Şimdi köprüleri kurma zamanı…
İnanın hiçbir şey bu kadar önemli olamaz.
Yazıyı yazmak için bilgisayar başına oturdum. Henüz mahalli seçimlerin oy kullanma bitimine 4-5 saat var.
Özellikle yazımı erken yazmayı arzuladım zira siyasi perspektifte yazımı şekillendirmek istemedim.
Bu köşeyi takip edenler olgu ve kavramlar üzerinden reaksiyon göstererek kurgularımı şekillendirdiğimi bilirler.
Yaklaşık 3 aydır yoğun şekilde hem ülke gündemini hem de şahsi gündemimizi meşgul eden yerel seçim yapıldı.
Sonuçları ne olursa olsun ülkemize ve milletimize hayırlı olsun.
Artık hızla seçim atmosferinin sert zemininden çıkmalı normalleşmeye doğru adım atmalıyız.
Normalleşme diyorum çünkü son üç ayda çok gerildik.
Toplum ve insani ilişkilerimiz adeta rayından çıktı.
Hatta akrabalık ilişkilerimiz bile zarar gördü.
Toplum olarak çok gerildik, acilen gevşemeliyiz.
Seçim zeminindeki gerginlikler her şeyden önce siyasilerin söylemleri ile başladı. Dozu giderek artıran siyaset erbabının arkasına takılan toplum da kutuplaşmaya doğru adım attı.
Son zamanlarda yaşanan olaylara baktığımızda seçim atmosferinin getirdiği negatif duyguların etkilerini rahatlıkla görebiliyoruz.
Broşür dağıtan bir gence gereksiz bir tepki gösteren ve bunu sosyal medyada yayınlamakta beis görmeyen bir insan bunu ancak seçim atmosferinin getirdiği negatiflikle yapabilirdi. Oysaki broşür dağıtmak, gönül verdiği bir siyasi partinin tanıtımını yapmak en doğal demokratik hak.
Böylesine basit bir olayı bir çatışma zeminine dökmek ancak “siniri yıpranmış” insanların yapabileceği türden bir eylem şekli…
Hakeza başörtülü bayanlara saldırmak, onlara hakaretler etmek de normal bir davranış değil.
Ancak seçim atmosferinin getirdiği negatif duygular insanları böylesine aptalca şeyler yapmaya itebiliyor.
Örnekleri çoğaltmamız mümkün. Ancak derdimiz bağcıyı dövmek değil üzüm yemek olduğu için kısa kesiyorum.
Başta siyasiler olmak üzere toplumun bütün kesimleri seçim atmosferinde yara alan toplumsal barışı ve hoşgörüyü yeniden hayata geçirmek için seferber olmalıyız.

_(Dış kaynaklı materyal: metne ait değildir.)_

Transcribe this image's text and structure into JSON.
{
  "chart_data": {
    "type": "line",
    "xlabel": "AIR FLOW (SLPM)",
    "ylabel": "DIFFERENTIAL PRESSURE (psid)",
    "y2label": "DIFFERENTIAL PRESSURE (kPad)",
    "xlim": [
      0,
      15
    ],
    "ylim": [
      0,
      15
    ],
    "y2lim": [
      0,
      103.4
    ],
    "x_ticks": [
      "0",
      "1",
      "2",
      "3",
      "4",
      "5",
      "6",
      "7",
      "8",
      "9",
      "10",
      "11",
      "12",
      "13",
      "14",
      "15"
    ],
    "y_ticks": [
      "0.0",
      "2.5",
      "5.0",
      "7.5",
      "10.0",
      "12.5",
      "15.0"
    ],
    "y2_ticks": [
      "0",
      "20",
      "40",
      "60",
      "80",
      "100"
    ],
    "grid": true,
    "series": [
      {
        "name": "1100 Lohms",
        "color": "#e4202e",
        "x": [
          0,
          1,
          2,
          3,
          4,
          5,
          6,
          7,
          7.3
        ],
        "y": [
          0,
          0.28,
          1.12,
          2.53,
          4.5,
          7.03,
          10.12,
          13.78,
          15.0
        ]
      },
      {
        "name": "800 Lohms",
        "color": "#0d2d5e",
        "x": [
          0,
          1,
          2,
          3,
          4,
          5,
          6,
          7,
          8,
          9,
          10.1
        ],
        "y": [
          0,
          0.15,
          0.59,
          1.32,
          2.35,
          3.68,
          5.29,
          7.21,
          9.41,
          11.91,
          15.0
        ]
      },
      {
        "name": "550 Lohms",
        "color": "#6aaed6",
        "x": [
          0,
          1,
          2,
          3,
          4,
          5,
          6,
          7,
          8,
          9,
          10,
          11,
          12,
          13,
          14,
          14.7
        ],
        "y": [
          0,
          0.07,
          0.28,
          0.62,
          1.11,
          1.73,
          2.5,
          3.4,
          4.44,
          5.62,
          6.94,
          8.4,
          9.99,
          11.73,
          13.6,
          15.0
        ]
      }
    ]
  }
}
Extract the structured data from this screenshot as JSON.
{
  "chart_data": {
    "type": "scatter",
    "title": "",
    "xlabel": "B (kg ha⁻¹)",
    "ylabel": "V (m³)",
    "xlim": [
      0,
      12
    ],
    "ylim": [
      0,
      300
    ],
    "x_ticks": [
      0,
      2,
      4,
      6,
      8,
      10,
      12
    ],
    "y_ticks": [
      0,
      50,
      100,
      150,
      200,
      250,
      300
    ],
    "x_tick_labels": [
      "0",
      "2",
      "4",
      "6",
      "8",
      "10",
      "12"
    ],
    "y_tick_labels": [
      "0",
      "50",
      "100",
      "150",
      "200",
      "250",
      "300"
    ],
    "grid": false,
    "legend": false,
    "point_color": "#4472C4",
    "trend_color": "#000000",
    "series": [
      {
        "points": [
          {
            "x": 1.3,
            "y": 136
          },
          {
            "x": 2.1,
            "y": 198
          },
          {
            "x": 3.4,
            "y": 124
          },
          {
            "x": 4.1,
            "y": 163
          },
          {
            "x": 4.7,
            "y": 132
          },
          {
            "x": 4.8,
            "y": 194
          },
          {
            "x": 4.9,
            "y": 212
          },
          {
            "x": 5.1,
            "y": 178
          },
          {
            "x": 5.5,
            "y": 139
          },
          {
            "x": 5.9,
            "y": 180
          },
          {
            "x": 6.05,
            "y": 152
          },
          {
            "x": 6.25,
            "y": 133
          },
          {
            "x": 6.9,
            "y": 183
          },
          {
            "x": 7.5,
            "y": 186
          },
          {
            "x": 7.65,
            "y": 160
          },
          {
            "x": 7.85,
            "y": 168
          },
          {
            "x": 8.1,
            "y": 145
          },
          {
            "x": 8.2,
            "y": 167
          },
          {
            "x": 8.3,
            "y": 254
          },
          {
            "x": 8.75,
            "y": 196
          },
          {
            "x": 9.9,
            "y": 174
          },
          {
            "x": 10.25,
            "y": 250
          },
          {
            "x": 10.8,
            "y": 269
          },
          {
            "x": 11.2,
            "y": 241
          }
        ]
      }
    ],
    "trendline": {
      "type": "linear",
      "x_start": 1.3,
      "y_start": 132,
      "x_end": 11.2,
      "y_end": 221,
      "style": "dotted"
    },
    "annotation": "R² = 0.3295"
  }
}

Yerel seçimlerde şehirlerde yönetime sahip olabilmek için rakibi hakkında atıp tutan ve topluma kötü örnek olan siyasiler bu sefer yine topluma örnek olmak adına rakiplerinden helallik istemelidirler.
Ülkemizi başta ekonomi olmak üzere hem içeride hem de dışarıda büyük sıkıntılar beklemekte.
Aile politikaları merkezinde önem arz eden sıkıntılar mevcut.
Kültür ve eğitim özelinde yol alınması elzem olan sancılar var.
Millet olarak, devlet olarak, toplum olarak kendi ayaklarımız üzerinde durmak istiyorsak bir an önce kırgınlıklara ve dargınlıklara son vermeliyiz.
Bunun başlangıç noktası da siyasilerden geçiyor.
Ferdi planda ise yine seçim atmosferinin gerginliği içerisinde kalbini kırdığımız başta akrabalarımız olmak üzere komşularımız ve dostlarımızla bir an önce barışmalı ve kardeşlik, dostluk ve barış atmosferini yeniden tesis etmeliyiz.
İnanın hiçbir şey bu kadar önemli olamaz.
Hiçbir seçim, hiçbir makam, hiçbir mevki toplumsal ve fert planındaki barıştan daha önemli olamaz.
Eğitim disiplinimizi, kültürel zenginliklerimizi görmezden gelmeye devam edersek bunun telafisi olmaz.
Eğer ailemizi kaybedersek, gençlerimizi kaybedersek, hoşgörüyü kaybedersek tebessümü kaybedersek bunun telafisi olmaz.